By now, the Bitcoin market would be closely observed by a growing audience of institutional investors.

That’s what Bitfinex CTO Paolo Ardoino claims, according to which there are still many institutional investors who have not yet entered this market, and who are watching it precisely to decide how to move.

Ardoino stated:

„The turbulent cryptocurrency markets have left traders guessing what the next price move will be. Every move in Bitcoin is now being watched closely by a growing audience of institutional investors who are still trying to grapple with the possibilities offered by an asset that was the preserve of a small band of technologists just a decade ago.

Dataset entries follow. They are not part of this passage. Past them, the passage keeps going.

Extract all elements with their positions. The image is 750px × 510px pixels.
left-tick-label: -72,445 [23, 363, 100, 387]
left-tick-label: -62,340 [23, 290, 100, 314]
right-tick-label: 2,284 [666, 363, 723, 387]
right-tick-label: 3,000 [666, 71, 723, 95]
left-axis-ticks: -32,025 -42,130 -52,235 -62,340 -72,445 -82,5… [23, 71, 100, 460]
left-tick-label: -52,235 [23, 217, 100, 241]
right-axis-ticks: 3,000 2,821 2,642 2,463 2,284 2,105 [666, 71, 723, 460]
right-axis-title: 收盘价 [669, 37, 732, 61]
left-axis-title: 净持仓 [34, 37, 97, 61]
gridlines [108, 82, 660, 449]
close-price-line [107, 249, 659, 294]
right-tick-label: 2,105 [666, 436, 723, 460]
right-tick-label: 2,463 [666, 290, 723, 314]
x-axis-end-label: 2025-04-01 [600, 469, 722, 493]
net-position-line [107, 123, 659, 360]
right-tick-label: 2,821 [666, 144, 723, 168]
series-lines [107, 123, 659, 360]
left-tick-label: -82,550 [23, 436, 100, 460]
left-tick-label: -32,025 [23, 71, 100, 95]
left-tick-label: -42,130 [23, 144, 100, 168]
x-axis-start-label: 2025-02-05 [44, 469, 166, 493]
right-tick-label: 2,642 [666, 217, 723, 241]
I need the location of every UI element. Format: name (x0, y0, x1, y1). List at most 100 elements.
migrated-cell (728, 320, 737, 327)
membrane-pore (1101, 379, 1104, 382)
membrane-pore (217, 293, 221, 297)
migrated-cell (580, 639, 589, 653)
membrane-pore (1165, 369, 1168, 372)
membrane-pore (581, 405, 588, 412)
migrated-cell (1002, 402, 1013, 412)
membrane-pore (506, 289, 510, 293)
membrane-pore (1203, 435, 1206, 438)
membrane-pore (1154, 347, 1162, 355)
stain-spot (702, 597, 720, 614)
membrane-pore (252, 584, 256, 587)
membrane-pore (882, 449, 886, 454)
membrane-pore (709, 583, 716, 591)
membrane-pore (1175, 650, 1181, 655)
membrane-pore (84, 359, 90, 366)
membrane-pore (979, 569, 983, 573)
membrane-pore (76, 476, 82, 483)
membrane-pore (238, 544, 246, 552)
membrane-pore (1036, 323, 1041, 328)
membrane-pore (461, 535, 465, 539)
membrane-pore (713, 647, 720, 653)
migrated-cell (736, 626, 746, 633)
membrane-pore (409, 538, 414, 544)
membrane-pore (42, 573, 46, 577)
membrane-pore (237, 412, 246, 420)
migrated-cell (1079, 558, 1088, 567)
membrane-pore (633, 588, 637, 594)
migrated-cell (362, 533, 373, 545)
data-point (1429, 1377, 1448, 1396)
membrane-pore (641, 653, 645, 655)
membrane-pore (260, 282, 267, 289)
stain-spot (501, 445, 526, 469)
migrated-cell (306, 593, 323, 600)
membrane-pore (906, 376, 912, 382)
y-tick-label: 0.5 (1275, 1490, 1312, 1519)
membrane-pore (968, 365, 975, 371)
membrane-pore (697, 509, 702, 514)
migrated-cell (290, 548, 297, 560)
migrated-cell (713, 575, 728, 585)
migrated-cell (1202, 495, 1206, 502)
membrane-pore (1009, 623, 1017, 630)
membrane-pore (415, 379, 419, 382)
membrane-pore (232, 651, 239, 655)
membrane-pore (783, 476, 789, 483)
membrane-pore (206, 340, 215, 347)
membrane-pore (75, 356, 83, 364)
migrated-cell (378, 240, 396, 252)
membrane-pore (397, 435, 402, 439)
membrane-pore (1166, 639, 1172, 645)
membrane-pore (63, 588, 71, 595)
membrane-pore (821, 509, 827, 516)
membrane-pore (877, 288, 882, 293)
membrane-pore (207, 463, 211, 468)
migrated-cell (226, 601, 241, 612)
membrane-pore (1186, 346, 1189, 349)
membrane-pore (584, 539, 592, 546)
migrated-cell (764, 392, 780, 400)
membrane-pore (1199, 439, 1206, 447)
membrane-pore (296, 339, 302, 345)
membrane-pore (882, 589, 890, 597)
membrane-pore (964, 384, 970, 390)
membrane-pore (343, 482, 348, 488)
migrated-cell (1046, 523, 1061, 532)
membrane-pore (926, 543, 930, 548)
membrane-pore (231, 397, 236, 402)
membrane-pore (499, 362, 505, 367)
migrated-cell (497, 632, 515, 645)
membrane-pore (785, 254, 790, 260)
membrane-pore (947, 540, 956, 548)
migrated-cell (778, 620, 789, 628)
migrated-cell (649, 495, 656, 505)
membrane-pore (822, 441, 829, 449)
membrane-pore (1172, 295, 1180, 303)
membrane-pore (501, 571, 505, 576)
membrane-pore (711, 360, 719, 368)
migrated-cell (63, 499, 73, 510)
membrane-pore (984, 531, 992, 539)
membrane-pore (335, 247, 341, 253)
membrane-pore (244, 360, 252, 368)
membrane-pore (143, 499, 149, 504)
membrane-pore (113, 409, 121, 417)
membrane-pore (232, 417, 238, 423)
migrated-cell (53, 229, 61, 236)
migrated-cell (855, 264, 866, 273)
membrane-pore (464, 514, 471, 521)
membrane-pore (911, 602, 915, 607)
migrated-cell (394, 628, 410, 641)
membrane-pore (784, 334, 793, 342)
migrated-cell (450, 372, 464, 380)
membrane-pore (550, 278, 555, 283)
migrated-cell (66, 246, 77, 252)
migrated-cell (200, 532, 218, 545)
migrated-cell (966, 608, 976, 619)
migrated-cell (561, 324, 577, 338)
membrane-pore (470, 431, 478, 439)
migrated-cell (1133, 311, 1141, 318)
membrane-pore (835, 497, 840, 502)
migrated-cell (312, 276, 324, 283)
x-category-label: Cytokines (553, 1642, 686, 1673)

As Bitcoin Revolution captivates, the future becomes even brighter for all those who hold the new digital gold.“

This scenario actually assumes a growing market demand for BTC, while there is another that shows a reduction in supply.

80% of Bitcoin off the market

In fact, Melis reveals on Twitter that right now almost 80% of all existing BTC would be out of the market.

The chart comparing the volumes of liquid BTC with illiquid BTC, i.e. those that are held in the wallet without being used, reveals that only about 3 million BTC over 18.5 million are highly liquid, i.e. traded regularly on exchanges, with about 1 million liquid BTC, and the remaining 14.5 million illiquid.

Moreover, until early 2020 the volume of liquid BTC was increasing, but over the past year the trend has reversed, and now they are decreasing.

Suffice it to say that a year ago there were about 3.5 million highly liquid bitcoins, with almost 1.5 million liquid BTC, and only just over 13 million illiquid BTC. In other words, illiquid bitcoins in the last twelve months have increased more than 10%.

If this trend continues, we can expect a further increase in price.

For example, according to Pantera Capital, the price of bitcoin could increase by more than 200% in the next eight months, and reach $115,000 by August 2021. However, it also argues that the 2021 rally could be different than the 2017 rally.

Pantera founder and CEO Dan Morehead said:

„The image of cryptocurrencies is strong right now. About six months ago Bitcoin’s market capitalization was the same as L’Oreal Cosmetics, now it’s gone to that of Facebook, and that’s a huge difference in how the market perceives Bitcoin.“

Pantera co-CIO Joey Krug added.

„It’s quite different than 2017. The high-level fundamentals for 2017 were that there weren’t really a lot of fundamentals, most projects were just an idea on a piece of paper, most things hadn’t been launched, most things didn’t have live products.“

So the scenario has changed a lot from four years ago, both within the crypto sector and across the global financial landscape in general. However, the underlying dynamic that drives bitcoin’s price up, as demand increases and as its supply is inelastic to the market, remains, and will remain forever.